Wheat bids under pressure in Western Canada

Cash wheat bids across Western Canada showed some softness over the past week, with average spot bids down by about C$10 per tonne (27 cents per bushel) over the reporting period.

Spot bids for No. 1 Canada Western red spring (CWRS) wheat, 13.5 per cent protein, declined by about C$7 to $13 per tonne (19 to 35 cents per bushel) from Jan. 28 to Feb. 4, depending on the location.

Average spot bids for 13.5 per cent CWRS on Feb. 4 across Manitoba, Saskatchewan and Alberta came in at around $282 per tonne, or $7.68/bu., based on pricing available from a cross-section of delivery points.

The March spring wheat contract in Minneapolis dropped by about US20 cents per bushel over the week, to trade around US$8.46/bu.
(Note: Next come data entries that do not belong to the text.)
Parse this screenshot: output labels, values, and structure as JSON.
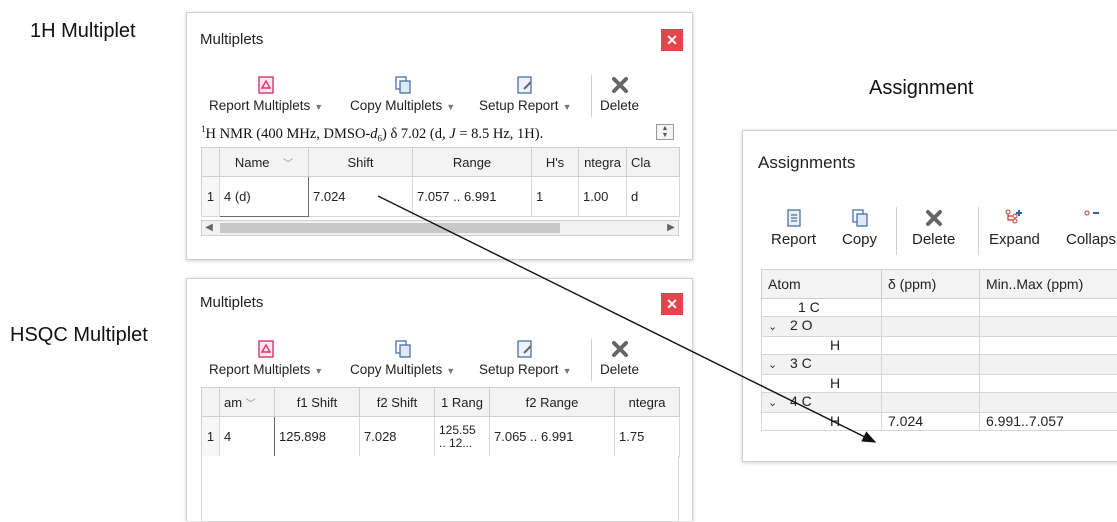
{
  "captions": {
    "h1": "1H Multiplet",
    "hsqc": "HSQC Multiplet",
    "assignment": "Assignment"
  },
  "mult1": {
    "title": "Multiplets",
    "close_icon": "close-icon",
    "toolbar": {
      "report": "Report Multiplets",
      "copy": "Copy Multiplets",
      "setup": "Setup Report",
      "delete": "Delete"
    },
    "report_text_prefix": "H NMR (400 MHz, DMSO-",
    "report_sup": "1",
    "report_sub": "6",
    "report_text_d": "d",
    "report_text_suffix": ") δ 7.02 (d, ",
    "report_J": "J",
    "report_text_tail": " = 8.5 Hz, 1H).",
    "headers": {
      "name": "Name",
      "shift": "Shift",
      "range": "Range",
      "hs": "H's",
      "integral": "ntegra",
      "class": "Cla"
    },
    "row": {
      "num": "1",
      "name": "4 (d)",
      "shift": "7.024",
      "range": "7.057 .. 6.991",
      "hs": "1",
      "integral": "1.00",
      "class": "d"
    }
  },
  "mult2": {
    "title": "Multiplets",
    "toolbar": {
      "report": "Report Multiplets",
      "copy": "Copy Multiplets",
      "setup": "Setup Report",
      "delete": "Delete"
    },
    "headers": {
      "name": "am",
      "f1shift": "f1 Shift",
      "f2shift": "f2 Shift",
      "f1range": "1 Rang",
      "f2range": "f2 Range",
      "integral": "ntegra"
    },
    "row": {
      "num": "1",
      "name": "4",
      "f1shift": "125.898",
      "f2shift": "7.028",
      "f1range_a": "125.55",
      "f1range_b": ".. 12...",
      "f2range": "7.065 .. 6.991",
      "integral": "1.75"
    }
  },
  "assign": {
    "title": "Assignments",
    "toolbar": {
      "report": "Report",
      "copy": "Copy",
      "delete": "Delete",
      "expand": "Expand",
      "collapse": "Collaps"
    },
    "headers": {
      "atom": "Atom",
      "delta": "δ (ppm)",
      "minmax": "Min..Max (ppm)"
    },
    "rows": [
      {
        "atom": "1 C",
        "chev": "",
        "indent": 1,
        "delta": "",
        "minmax": "",
        "grp": false
      },
      {
        "atom": "2 O",
        "chev": "⌄",
        "indent": 0,
        "delta": "",
        "minmax": "",
        "grp": true
      },
      {
        "atom": "H",
        "chev": "",
        "indent": 2,
        "delta": "",
        "minmax": "",
        "grp": false
      },
      {
        "atom": "3 C",
        "chev": "⌄",
        "indent": 0,
        "delta": "",
        "minmax": "",
        "grp": true
      },
      {
        "atom": "H",
        "chev": "",
        "indent": 2,
        "delta": "",
        "minmax": "",
        "grp": false
      },
      {
        "atom": "4 C",
        "chev": "⌄",
        "indent": 0,
        "delta": "",
        "minmax": "",
        "grp": true
      },
      {
        "atom": "H",
        "chev": "",
        "indent": 2,
        "delta": "7.024",
        "minmax": "6.991..7.057",
        "grp": false
      }
    ]
  },
  "colors": {
    "close": "#e2454d",
    "report_icon": "#d9336b",
    "copy_icon": "#4a6fa5",
    "delete_icon": "#666666",
    "expand_icon": "#c0392b"
  }
}
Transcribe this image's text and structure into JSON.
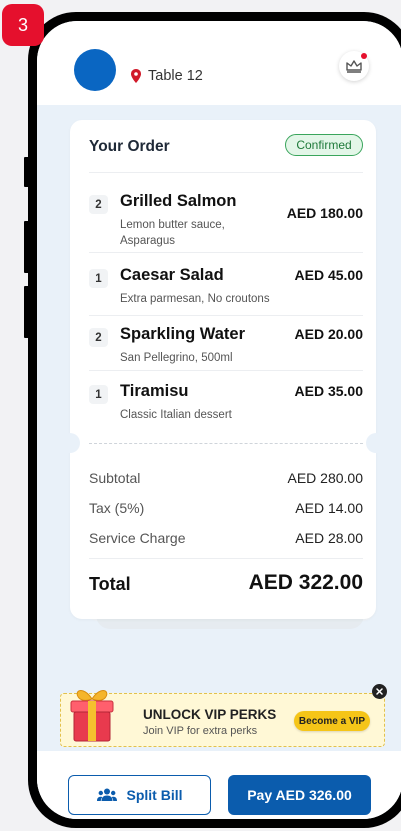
{
  "step_badge": "3",
  "header": {
    "table_label": "Table 12"
  },
  "order": {
    "title": "Your Order",
    "status": "Confirmed",
    "items": [
      {
        "qty": "2",
        "name": "Grilled Salmon",
        "desc": "Lemon butter sauce, Asparagus",
        "price": "AED 180.00"
      },
      {
        "qty": "1",
        "name": "Caesar Salad",
        "desc": "Extra parmesan, No croutons",
        "price": "AED 45.00"
      },
      {
        "qty": "2",
        "name": "Sparkling Water",
        "desc": "San Pellegrino, 500ml",
        "price": "AED 20.00"
      },
      {
        "qty": "1",
        "name": "Tiramisu",
        "desc": "Classic Italian dessert",
        "price": "AED 35.00"
      }
    ]
  },
  "summary": {
    "subtotal_label": "Subtotal",
    "subtotal_value": "AED 280.00",
    "tax_label": "Tax (5%)",
    "tax_value": "AED 14.00",
    "service_label": "Service Charge",
    "service_value": "AED 28.00",
    "total_label": "Total",
    "total_value": "AED 322.00"
  },
  "vip": {
    "title": "UNLOCK VIP PERKS",
    "subtitle": "Join VIP for extra perks",
    "button": "Become a VIP"
  },
  "actions": {
    "split_bill": "Split Bill",
    "pay": "Pay AED 326.00"
  },
  "colors": {
    "primary": "#0b5cad",
    "accent_red": "#e5102d",
    "confirmed_green": "#3aa55c",
    "vip_yellow": "#f5c518"
  },
  "icons": {
    "location": "map-pin-icon",
    "crown": "crown-icon",
    "gift": "gift-icon",
    "close": "close-icon",
    "users": "users-icon"
  }
}
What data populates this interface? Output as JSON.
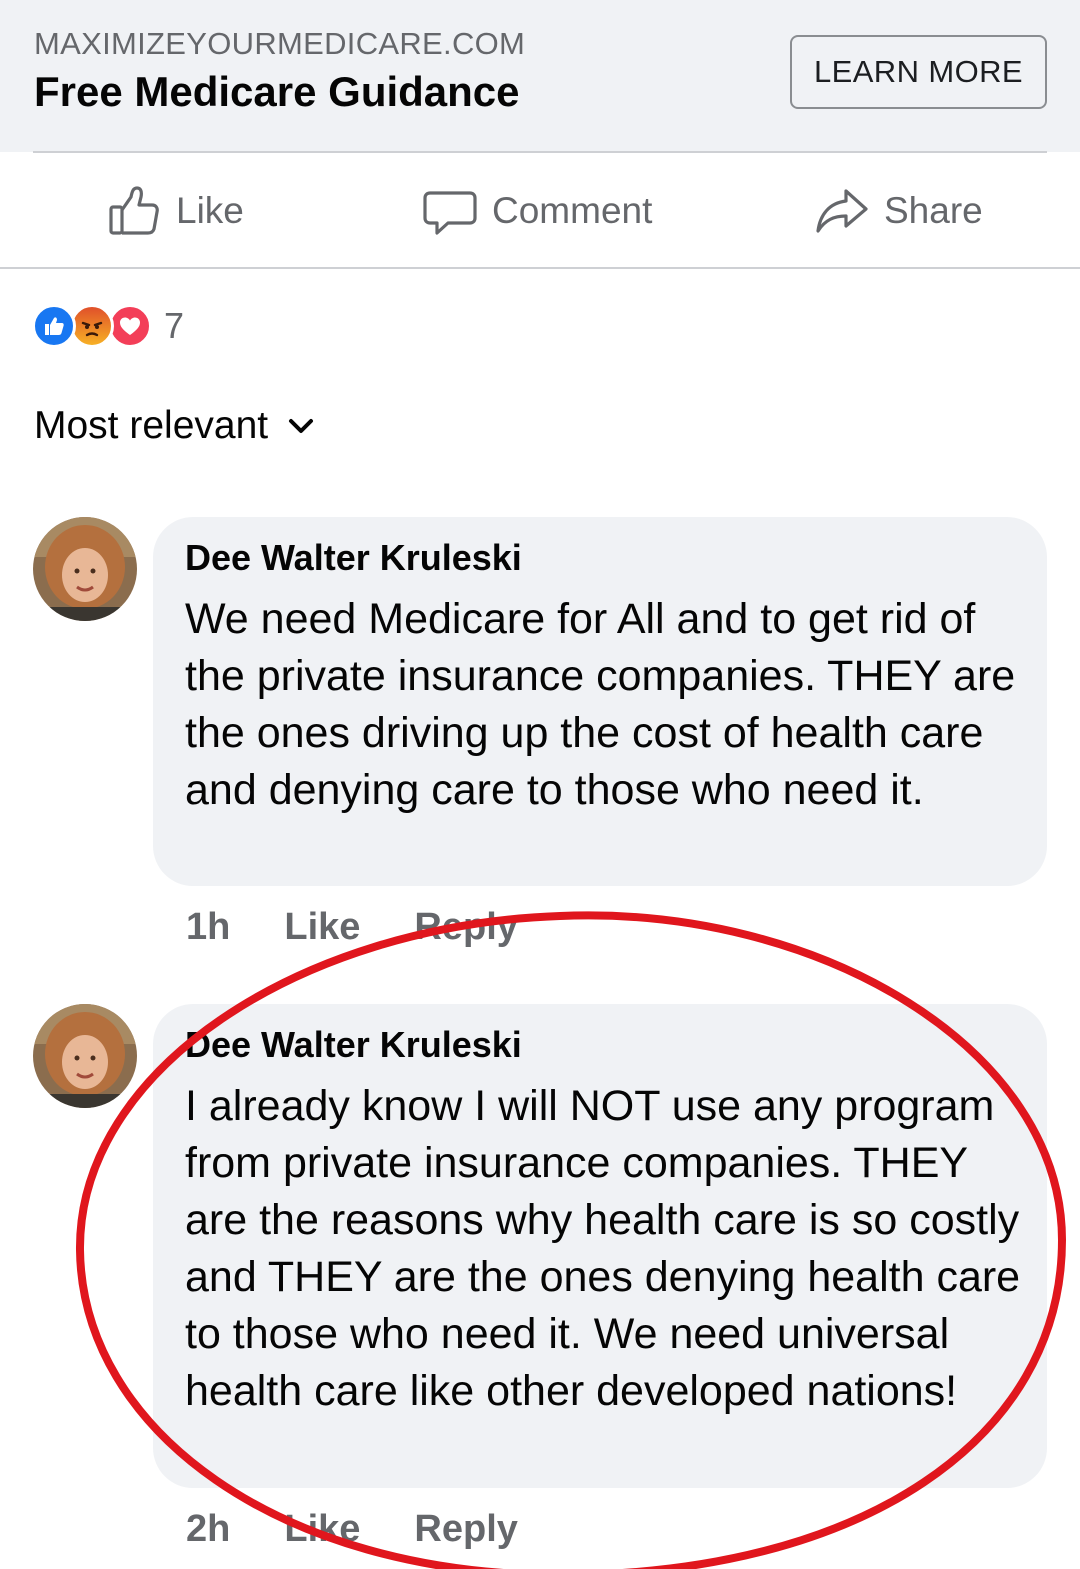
{
  "ad": {
    "domain": "MAXIMIZEYOURMEDICARE.COM",
    "title": "Free Medicare Guidance",
    "cta": "LEARN MORE"
  },
  "actions": {
    "like": "Like",
    "comment": "Comment",
    "share": "Share"
  },
  "reactions": {
    "count": "7",
    "types": [
      "like",
      "angry",
      "love"
    ]
  },
  "sort": {
    "label": "Most relevant"
  },
  "comments": [
    {
      "author": "Dee Walter Kruleski",
      "text": "We need Medicare for All and to get rid of the private insurance companies. THEY are the ones driving up the cost of health care and denying care to those who need it.",
      "time": "1h",
      "like": "Like",
      "reply": "Reply"
    },
    {
      "author": "Dee Walter Kruleski",
      "text": "I already know I will NOT use any program from private insurance companies. THEY are the reasons why health care is so costly and THEY are the ones denying health care to those who need it. We need universal health care like other developed nations!",
      "time": "2h",
      "like": "Like",
      "reply": "Reply"
    }
  ],
  "colors": {
    "background": "#ffffff",
    "banner": "#f0f2f5",
    "bubble": "#f0f2f5",
    "secondary_text": "#65676b",
    "like_blue": "#1877f2",
    "love_red": "#f33e58",
    "annotation_red": "#e0161d"
  }
}
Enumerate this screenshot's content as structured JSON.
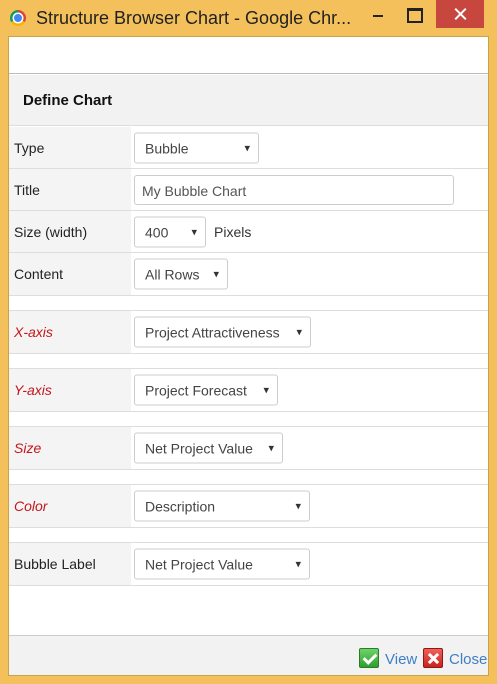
{
  "window": {
    "title": "Structure Browser Chart - Google Chr..."
  },
  "header": {
    "title": "Define Chart"
  },
  "fields": {
    "type": {
      "label": "Type",
      "value": "Bubble"
    },
    "title": {
      "label": "Title",
      "value": "My Bubble Chart"
    },
    "size_width": {
      "label": "Size (width)",
      "value": "400",
      "unit": "Pixels"
    },
    "content": {
      "label": "Content",
      "value": "All Rows"
    },
    "x_axis": {
      "label": "X-axis",
      "value": "Project Attractiveness",
      "required": true
    },
    "y_axis": {
      "label": "Y-axis",
      "value": "Project Forecast",
      "required": true
    },
    "size": {
      "label": "Size",
      "value": "Net Project Value",
      "required": true
    },
    "color": {
      "label": "Color",
      "value": "Description",
      "required": true
    },
    "bubble_label": {
      "label": "Bubble Label",
      "value": "Net Project Value"
    }
  },
  "footer": {
    "view_label": "View",
    "close_label": "Close"
  },
  "icons": {
    "dropdown_arrow": "▾",
    "view": "check-icon",
    "close": "close-x-icon"
  },
  "colors": {
    "window_frame": "#f3c05b",
    "required_label": "#c4161c",
    "link": "#3f7fc7",
    "close_button": "#c7463e"
  }
}
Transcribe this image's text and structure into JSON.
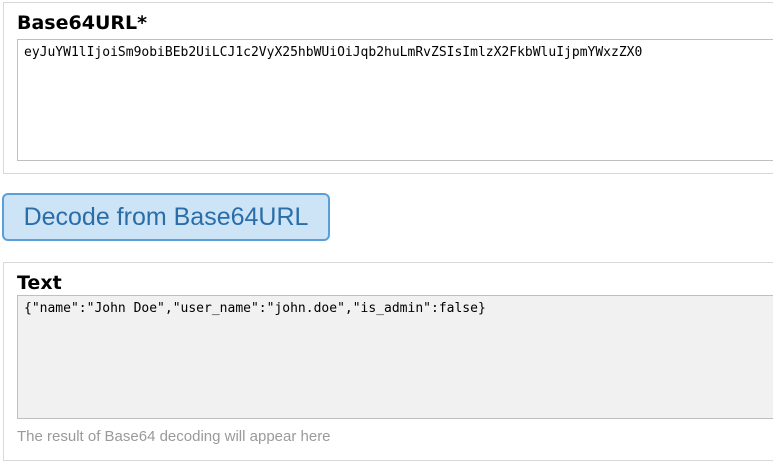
{
  "input_panel": {
    "title": "Base64URL*",
    "value": "eyJuYW1lIjoiSm9obiBEb2UiLCJ1c2VyX25hbWUiOiJqb2huLmRvZSIsImlzX2FkbWluIjpmYWxzZX0"
  },
  "decode_button": {
    "label": "Decode from Base64URL"
  },
  "output_panel": {
    "title": "Text",
    "value": "{\"name\":\"John Doe\",\"user_name\":\"john.doe\",\"is_admin\":false}",
    "hint": "The result of Base64 decoding will appear here"
  }
}
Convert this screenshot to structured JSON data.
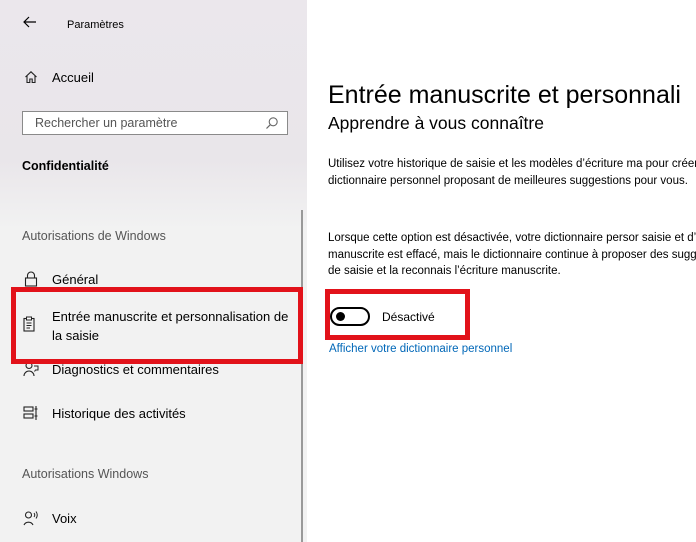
{
  "window": {
    "title": "Paramètres"
  },
  "sidebar": {
    "home_label": "Accueil",
    "search_placeholder": "Rechercher un paramètre",
    "section_title": "Confidentialité",
    "group1_header": "Autorisations de Windows",
    "items": [
      {
        "label": "Général",
        "icon": "lock-icon"
      },
      {
        "label": "Entrée manuscrite et personnalisation de la saisie",
        "icon": "clipboard-icon",
        "active": true
      },
      {
        "label": "Diagnostics et commentaires",
        "icon": "person-feedback-icon"
      },
      {
        "label": "Historique des activités",
        "icon": "timeline-icon"
      }
    ],
    "group2_header": "Autorisations Windows",
    "items2": [
      {
        "label": "Voix",
        "icon": "voice-icon"
      }
    ]
  },
  "main": {
    "title": "Entrée manuscrite et personnali",
    "subtitle": "Apprendre à vous connaître",
    "para1": "Utilisez votre historique de saisie et les modèles d’écriture ma pour créer un dictionnaire personnel proposant de meilleures suggestions pour vous.",
    "para2": "Lorsque cette option est désactivée, votre dictionnaire persor saisie et d’écriture manuscrite est effacé, mais le dictionnaire continue à proposer des suggestions de saisie et la reconnais l’écriture manuscrite.",
    "toggle_label": "Désactivé",
    "toggle_on": false,
    "link": "Afficher votre dictionnaire personnel"
  },
  "colors": {
    "accent": "#0063b1",
    "link": "#0067b8",
    "highlight": "#e2121a"
  }
}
Canada Prairie Red Spring (CPRS) bids were also trending lower during the reporting period, declining by C$6 to $9 per tonne (16 to 24 cents per bushel) from the previous week. Average spot bids across the Prairie provinces currently come in at about C$262 per tonne, or $7.13 per bushel.

Durum prices showed some softness as well, with spot bids generally declining by about C$4 per tonne (11 cents per bushel) where available. Spot durum bids can currently be found in the C$272-$292 per tonne ($7.40-$7.94/bu.) area in southern Saskatchewan.

— Phil Franz-Warkentin writes for Commodity News Service Canada, a Winnipeg company specializing in grain and commodity market reporting.